The following images are propagating quickly this week through the social media websites Facebook and Pinterest, attributing a quote about technology, social interaction and idiocy to Albert Einstein:
According to the Quote Investigator, there is no evidence that Albert Einstein ever uttered any version of this quote. As a search through the Google database of millions of books demonstrates, the phrase “generation of idiots” is nowhere associated with Albert Einstein until 1996, and appears commonly with Einstein’s name only in the last year or two. I looked up the work of the Quote Investigator and verified it using Google’s database because the quote sounded fishy to me. One tell-tale sign that Einstein didn’t say it is the confusion of “technology” with lightning-fast modern telecommunications. A pencil is a piece of technology. A hearing aid is a piece of technology. A book is a piece of technology. All of these have a pretty solid reputation of fighting idiocy. The tendency to equate “technology” particularly with circuitry came after Einstein’s heyday.

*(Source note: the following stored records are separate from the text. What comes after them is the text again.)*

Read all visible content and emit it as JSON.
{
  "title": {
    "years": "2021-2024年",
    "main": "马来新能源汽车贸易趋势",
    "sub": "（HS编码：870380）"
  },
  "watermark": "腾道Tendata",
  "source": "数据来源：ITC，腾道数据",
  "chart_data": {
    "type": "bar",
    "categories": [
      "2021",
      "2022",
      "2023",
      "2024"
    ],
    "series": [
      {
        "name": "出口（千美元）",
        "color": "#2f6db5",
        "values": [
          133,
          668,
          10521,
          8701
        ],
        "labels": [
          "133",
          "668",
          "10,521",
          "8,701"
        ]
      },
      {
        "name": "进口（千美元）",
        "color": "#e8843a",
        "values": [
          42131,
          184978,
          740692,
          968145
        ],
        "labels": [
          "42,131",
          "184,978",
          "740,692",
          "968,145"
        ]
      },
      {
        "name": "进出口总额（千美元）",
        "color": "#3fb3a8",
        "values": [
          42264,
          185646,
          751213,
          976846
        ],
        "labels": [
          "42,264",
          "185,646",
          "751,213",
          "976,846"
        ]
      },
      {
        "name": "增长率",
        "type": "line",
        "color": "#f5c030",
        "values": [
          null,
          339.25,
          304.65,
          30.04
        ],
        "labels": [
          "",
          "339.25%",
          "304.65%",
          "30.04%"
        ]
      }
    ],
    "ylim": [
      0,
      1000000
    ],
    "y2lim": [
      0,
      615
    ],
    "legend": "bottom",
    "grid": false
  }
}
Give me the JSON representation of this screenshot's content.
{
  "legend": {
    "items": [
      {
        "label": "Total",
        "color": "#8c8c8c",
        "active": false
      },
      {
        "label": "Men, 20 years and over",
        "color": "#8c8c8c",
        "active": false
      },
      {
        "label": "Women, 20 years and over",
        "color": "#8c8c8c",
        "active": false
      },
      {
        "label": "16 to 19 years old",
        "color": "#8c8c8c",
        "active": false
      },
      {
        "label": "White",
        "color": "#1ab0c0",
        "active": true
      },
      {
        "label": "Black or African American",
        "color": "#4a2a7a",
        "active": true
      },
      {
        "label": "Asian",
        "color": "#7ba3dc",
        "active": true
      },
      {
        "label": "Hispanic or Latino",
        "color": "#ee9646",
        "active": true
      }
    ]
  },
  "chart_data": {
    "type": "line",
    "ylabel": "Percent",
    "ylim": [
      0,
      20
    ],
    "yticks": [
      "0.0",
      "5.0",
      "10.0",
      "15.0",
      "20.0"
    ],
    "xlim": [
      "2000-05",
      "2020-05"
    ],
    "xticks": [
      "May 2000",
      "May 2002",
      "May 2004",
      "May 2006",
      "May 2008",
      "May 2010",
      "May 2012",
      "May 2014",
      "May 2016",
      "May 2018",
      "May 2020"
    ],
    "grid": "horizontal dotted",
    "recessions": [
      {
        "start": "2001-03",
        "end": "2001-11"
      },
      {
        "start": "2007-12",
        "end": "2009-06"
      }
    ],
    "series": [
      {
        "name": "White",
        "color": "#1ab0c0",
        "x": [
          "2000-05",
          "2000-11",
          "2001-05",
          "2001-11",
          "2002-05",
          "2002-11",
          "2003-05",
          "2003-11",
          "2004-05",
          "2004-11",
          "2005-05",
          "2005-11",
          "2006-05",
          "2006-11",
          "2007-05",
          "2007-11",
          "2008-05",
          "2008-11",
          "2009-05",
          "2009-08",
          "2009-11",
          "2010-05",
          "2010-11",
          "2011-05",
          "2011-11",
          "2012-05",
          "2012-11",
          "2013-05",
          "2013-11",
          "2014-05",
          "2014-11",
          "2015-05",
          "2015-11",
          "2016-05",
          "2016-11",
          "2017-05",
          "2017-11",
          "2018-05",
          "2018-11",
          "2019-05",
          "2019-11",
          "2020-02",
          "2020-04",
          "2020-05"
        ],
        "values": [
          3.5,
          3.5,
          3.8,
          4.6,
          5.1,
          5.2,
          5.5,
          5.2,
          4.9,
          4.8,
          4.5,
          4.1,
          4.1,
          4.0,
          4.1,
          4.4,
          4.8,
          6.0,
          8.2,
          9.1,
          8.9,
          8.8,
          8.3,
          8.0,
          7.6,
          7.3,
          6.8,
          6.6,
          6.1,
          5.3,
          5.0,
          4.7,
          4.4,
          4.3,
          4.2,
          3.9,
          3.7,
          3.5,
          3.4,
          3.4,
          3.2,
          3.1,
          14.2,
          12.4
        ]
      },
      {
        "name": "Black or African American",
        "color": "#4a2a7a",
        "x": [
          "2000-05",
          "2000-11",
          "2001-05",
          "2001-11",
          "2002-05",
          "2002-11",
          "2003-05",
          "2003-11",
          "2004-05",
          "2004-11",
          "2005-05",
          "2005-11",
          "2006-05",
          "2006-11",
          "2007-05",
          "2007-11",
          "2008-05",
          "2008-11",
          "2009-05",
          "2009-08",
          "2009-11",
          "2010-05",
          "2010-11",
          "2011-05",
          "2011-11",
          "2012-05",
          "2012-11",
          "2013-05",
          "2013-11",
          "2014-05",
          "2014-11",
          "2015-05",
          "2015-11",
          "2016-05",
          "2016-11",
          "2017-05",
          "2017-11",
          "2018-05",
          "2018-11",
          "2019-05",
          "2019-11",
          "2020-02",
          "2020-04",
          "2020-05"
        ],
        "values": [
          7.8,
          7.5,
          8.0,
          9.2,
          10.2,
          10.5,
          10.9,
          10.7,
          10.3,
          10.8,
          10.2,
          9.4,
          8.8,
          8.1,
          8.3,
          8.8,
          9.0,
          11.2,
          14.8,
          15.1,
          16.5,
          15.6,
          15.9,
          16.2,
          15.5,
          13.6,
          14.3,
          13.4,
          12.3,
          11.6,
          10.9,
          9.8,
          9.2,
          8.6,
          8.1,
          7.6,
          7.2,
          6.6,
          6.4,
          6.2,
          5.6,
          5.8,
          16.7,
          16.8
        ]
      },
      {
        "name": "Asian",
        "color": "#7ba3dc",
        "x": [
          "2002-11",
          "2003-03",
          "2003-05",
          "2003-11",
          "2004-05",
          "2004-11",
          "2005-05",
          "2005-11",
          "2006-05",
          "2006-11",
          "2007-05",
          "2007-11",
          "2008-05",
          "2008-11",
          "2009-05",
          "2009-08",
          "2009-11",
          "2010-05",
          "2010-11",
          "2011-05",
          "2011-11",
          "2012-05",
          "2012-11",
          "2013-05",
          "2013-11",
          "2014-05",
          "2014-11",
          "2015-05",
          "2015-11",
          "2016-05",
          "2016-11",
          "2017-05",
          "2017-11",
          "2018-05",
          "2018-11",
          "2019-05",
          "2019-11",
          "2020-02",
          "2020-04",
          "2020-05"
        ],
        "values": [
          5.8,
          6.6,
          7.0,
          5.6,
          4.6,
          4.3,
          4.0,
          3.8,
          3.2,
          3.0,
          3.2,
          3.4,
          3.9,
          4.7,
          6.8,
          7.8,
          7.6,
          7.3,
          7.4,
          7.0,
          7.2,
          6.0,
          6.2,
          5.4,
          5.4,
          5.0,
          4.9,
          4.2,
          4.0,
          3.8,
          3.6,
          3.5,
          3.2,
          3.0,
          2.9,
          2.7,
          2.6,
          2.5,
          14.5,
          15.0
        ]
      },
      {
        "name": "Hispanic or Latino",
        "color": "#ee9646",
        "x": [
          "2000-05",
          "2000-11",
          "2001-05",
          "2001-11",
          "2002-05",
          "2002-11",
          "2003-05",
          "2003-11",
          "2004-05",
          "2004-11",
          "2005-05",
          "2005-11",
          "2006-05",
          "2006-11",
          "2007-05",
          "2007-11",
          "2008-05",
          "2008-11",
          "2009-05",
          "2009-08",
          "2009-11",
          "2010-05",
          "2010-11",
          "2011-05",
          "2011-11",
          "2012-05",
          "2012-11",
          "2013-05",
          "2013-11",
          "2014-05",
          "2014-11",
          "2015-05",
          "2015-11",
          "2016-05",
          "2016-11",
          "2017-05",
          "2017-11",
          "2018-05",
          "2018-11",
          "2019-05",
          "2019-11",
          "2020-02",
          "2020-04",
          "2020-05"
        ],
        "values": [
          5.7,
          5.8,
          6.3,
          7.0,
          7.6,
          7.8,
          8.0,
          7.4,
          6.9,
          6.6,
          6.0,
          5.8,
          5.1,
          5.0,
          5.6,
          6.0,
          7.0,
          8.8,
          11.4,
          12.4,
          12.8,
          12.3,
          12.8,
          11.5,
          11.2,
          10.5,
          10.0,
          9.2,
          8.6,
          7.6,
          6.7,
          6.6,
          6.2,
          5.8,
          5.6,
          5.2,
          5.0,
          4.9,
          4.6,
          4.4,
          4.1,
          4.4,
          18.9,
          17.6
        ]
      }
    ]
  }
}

I suspect the actual author of these quotes of engaging in some deliberate irony when she or he released them using social media websites. Is somebody giggling in a dorm room somewhere, amused at the use of social media to spread a fake quote insulting the users of social media? If so, it’s a meta-joke.
The question is, does it matter that Einstein probably didn’t ever say this? Does the truth of the statement rest on who said it? If the author of the fake quote foisted the quote upon willing dupes who spread it far and wide using technology, does it prove the author’s point? Is our credulity a product of human nature, not of the technology we only use to express it?